BFS Parent Nichol Alexander

BFS Parent Nichol Alexander

As though hearing the school’s technological call to action, Lower School parent Nichol Alexander made a generous $25,000 gift to BFS through his family foundation this academic year to support curricular innovation through technology. With the iPad roll-out in the lower school and the middle and upper school students’ fierce attachments to their Chromebooks, it couldn’t have come at a more fortuitous time.

With input from Greg and his staff, which includes Academic Technology Chair Liz Harnage and the technology Integrators, one of the first things the school did was to purchase two cutting edge MakerBot 3-D printers.

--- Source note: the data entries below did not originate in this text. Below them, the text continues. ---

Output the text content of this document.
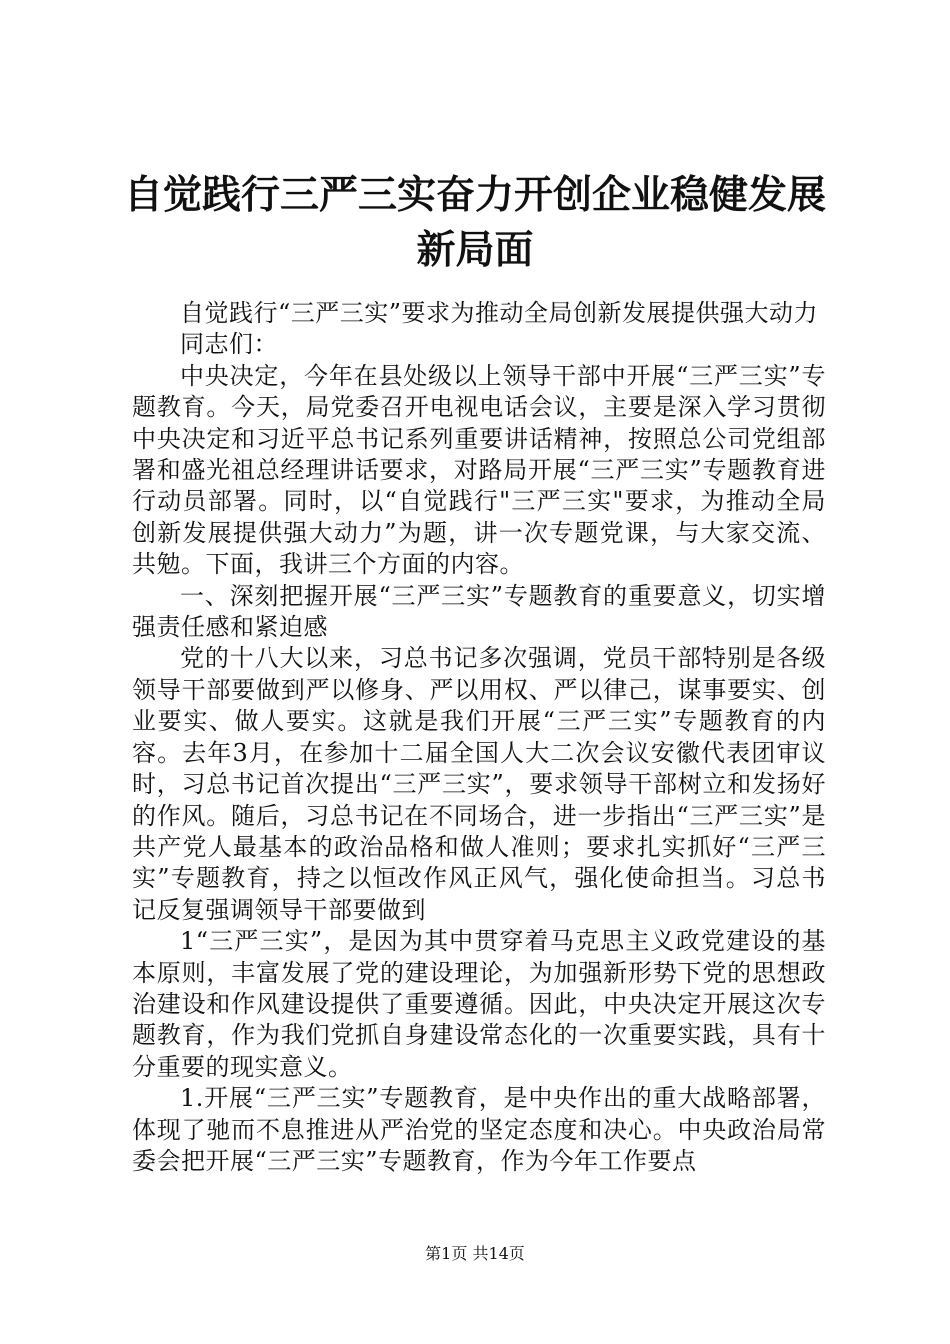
自觉践行三严三实奋力开创企业稳健发展新局面

自觉践行“三严三实”要求为推动全局创新发展提供强大动力

同志们：

中央决定，今年在县处级以上领导干部中开展“三严三实”专题教育。今天，局党委召开电视电话会议，主要是深入学习贯彻中央决定和习近平总书记系列重要讲话精神，按照总公司党组部署和盛光祖总经理讲话要求，对路局开展“三严三实”专题教育进行动员部署。同时，以“自觉践行"三严三实"要求，为推动全局创新发展提供强大动力”为题，讲一次专题党课，与大家交流、共勉。下面，我讲三个方面的内容。

一、深刻把握开展“三严三实”专题教育的重要意义，切实增强责任感和紧迫感

党的十八大以来，习总书记多次强调，党员干部特别是各级领导干部要做到严以修身、严以用权、严以律己，谋事要实、创业要实、做人要实。这就是我们开展“三严三实”专题教育的内容。去年3月，在参加十二届全国人大二次会议安徽代表团审议时，习总书记首次提出“三严三实”，要求领导干部树立和发扬好的作风。随后，习总书记在不同场合，进一步指出“三严三实”是共产党人最基本的政治品格和做人准则；要求扎实抓好“三严三实”专题教育，持之以恒改作风正风气，强化使命担当。习总书记反复强调领导干部要做到

1“三严三实”，是因为其中贯穿着马克思主义政党建设的基本原则，丰富发展了党的建设理论，为加强新形势下党的思想政治建设和作风建设提供了重要遵循。因此，中央决定开展这次专题教育，作为我们党抓自身建设常态化的一次重要实践，具有十分重要的现实意义。

1.开展“三严三实”专题教育，是中央作出的重大战略部署，体现了驰而不息推进从严治党的坚定态度和决心。中央政治局常委会把开展“三严三实”专题教育，作为今年工作要点

第1页 共14页
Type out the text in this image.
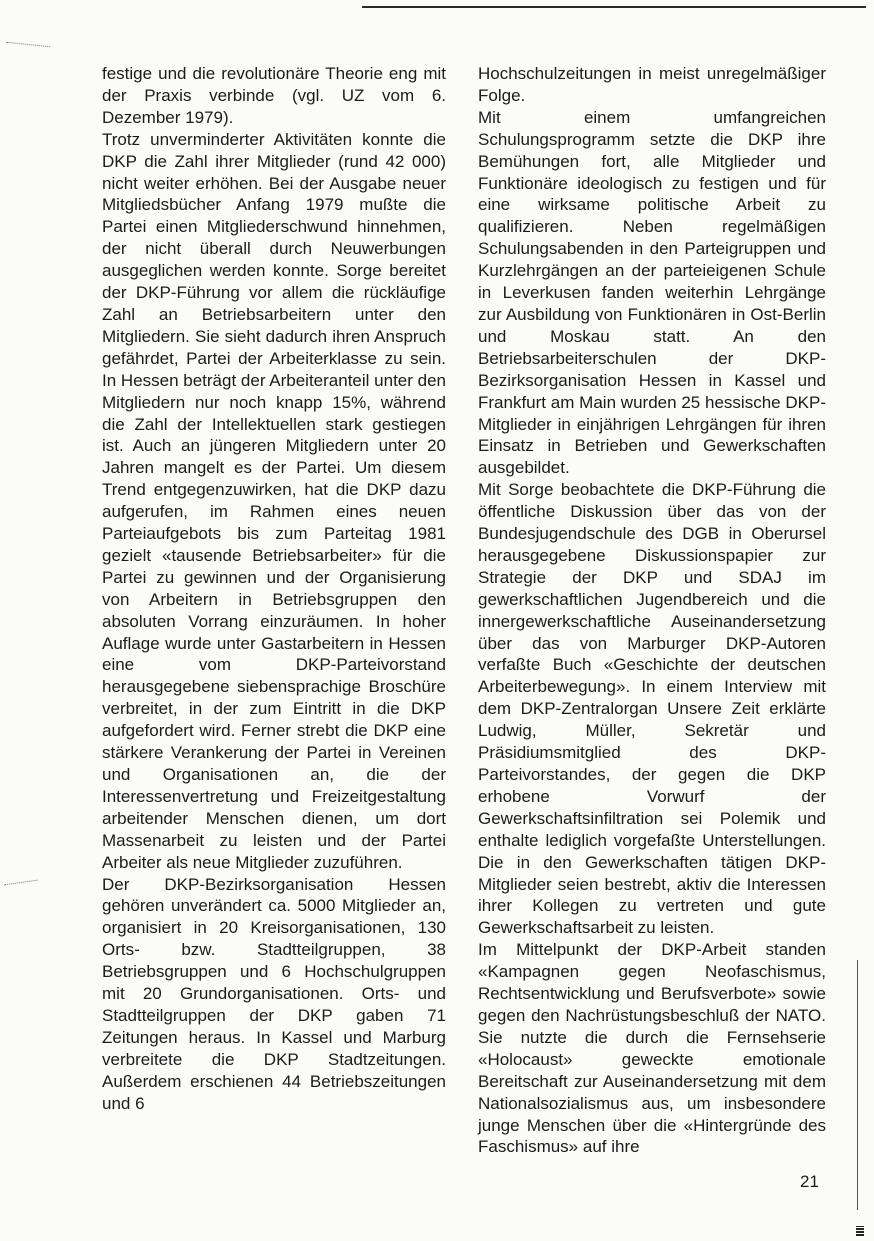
festige und die revolutionäre Theorie eng mit der Praxis verbinde (vgl. UZ vom 6. Dezember 1979).

Trotz unverminderter Aktivitäten konnte die DKP die Zahl ihrer Mitglieder (rund 42 000) nicht weiter erhöhen. Bei der Ausgabe neuer Mitgliedsbücher Anfang 1979 mußte die Partei einen Mitgliederschwund hinnehmen, der nicht überall durch Neuwerbungen ausgeglichen werden konnte. Sorge bereitet der DKP-Führung vor allem die rückläufige Zahl an Betriebsarbeitern unter den Mitgliedern. Sie sieht dadurch ihren Anspruch gefährdet, Partei der Arbeiterklasse zu sein. In Hessen beträgt der Arbeiteranteil unter den Mitgliedern nur noch knapp 15%, während die Zahl der Intellektuellen stark gestiegen ist. Auch an jüngeren Mitgliedern unter 20 Jahren mangelt es der Partei. Um diesem Trend entgegenzuwirken, hat die DKP dazu aufgerufen, im Rahmen eines neuen Parteiaufgebots bis zum Parteitag 1981 gezielt «tausende Betriebsarbeiter» für die Partei zu gewinnen und der Organisierung von Arbeitern in Betriebsgruppen den absoluten Vorrang einzuräumen. In hoher Auflage wurde unter Gastarbeitern in Hessen eine vom DKP-Parteivorstand herausgegebene siebensprachige Broschüre verbreitet, in der zum Eintritt in die DKP aufgefordert wird. Ferner strebt die DKP eine stärkere Verankerung der Partei in Vereinen und Organisationen an, die der Interessenvertretung und Freizeitgestaltung arbeitender Menschen dienen, um dort Massenarbeit zu leisten und der Partei Arbeiter als neue Mitglieder zuzuführen.

Der DKP-Bezirksorganisation Hessen gehören unverändert ca. 5000 Mitglieder an, organisiert in 20 Kreisorganisationen, 130 Orts- bzw. Stadtteilgruppen, 38 Betriebsgruppen und 6 Hochschulgruppen mit 20 Grundorganisationen. Orts- und Stadtteilgruppen der DKP gaben 71 Zeitungen heraus. In Kassel und Marburg verbreitete die DKP Stadtzeitungen. Außerdem erschienen 44 Betriebszeitungen und 6

Hochschulzeitungen in meist unregelmäßiger Folge.

Mit einem umfangreichen Schulungsprogramm setzte die DKP ihre Bemühungen fort, alle Mitglieder und Funktionäre ideologisch zu festigen und für eine wirksame politische Arbeit zu qualifizieren. Neben regelmäßigen Schulungsabenden in den Parteigruppen und Kurzlehrgängen an der parteieigenen Schule in Leverkusen fanden weiterhin Lehrgänge zur Ausbildung von Funktionären in Ost-Berlin und Moskau statt. An den Betriebsarbeiterschulen der DKP-Bezirksorganisation Hessen in Kassel und Frankfurt am Main wurden 25 hessische DKP-Mitglieder in einjährigen Lehrgängen für ihren Einsatz in Betrieben und Gewerkschaften ausgebildet.

Mit Sorge beobachtete die DKP-Führung die öffentliche Diskussion über das von der Bundesjugendschule des DGB in Oberursel herausgegebene Diskussionspapier zur Strategie der DKP und SDAJ im gewerkschaftlichen Jugendbereich und die innergewerkschaftliche Auseinandersetzung über das von Marburger DKP-Autoren verfaßte Buch «Geschichte der deutschen Arbeiterbewegung». In einem Interview mit dem DKP-Zentralorgan Unsere Zeit erklärte Ludwig, Müller, Sekretär und Präsidiumsmitglied des DKP-Parteivorstandes, der gegen die DKP erhobene Vorwurf der Gewerkschaftsinfiltration sei Polemik und enthalte lediglich vorgefaßte Unterstellungen. Die in den Gewerkschaften tätigen DKP-Mitglieder seien bestrebt, aktiv die Interessen ihrer Kollegen zu vertreten und gute Gewerkschaftsarbeit zu leisten.

Im Mittelpunkt der DKP-Arbeit standen «Kampagnen gegen Neofaschismus, Rechtsentwicklung und Berufsverbote» sowie gegen den Nachrüstungsbeschluß der NATO. Sie nutzte die durch die Fernsehserie «Holocaust» geweckte emotionale Bereitschaft zur Auseinandersetzung mit dem Nationalsozialismus aus, um insbesondere junge Menschen über die «Hintergründe des Faschismus» auf ihre

21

Liz was a key decision maker in the discussions on how best to use Nichol’s gift to the school. “Nichol expressed a keen interest in developing the exposure our students get to innovative, hands-on technologies and the programming that governs them,” she said. “We decided to focus on various STEM or STEAM (Science, Technology, Engineering, Arts and Math) pursuits.”

Liz stressed that aside from the two 3-D printers and related hardware accessories and design software, the funds were used to purchase LEGO Education WeDo software, as well as robotics kits, circuit kits and electronics kits.  “Nichol’s gift helped expedite our students’ access to some of these advanced technologies for which we are truly grateful,” she said. “The future of technology at BFS is very bright.”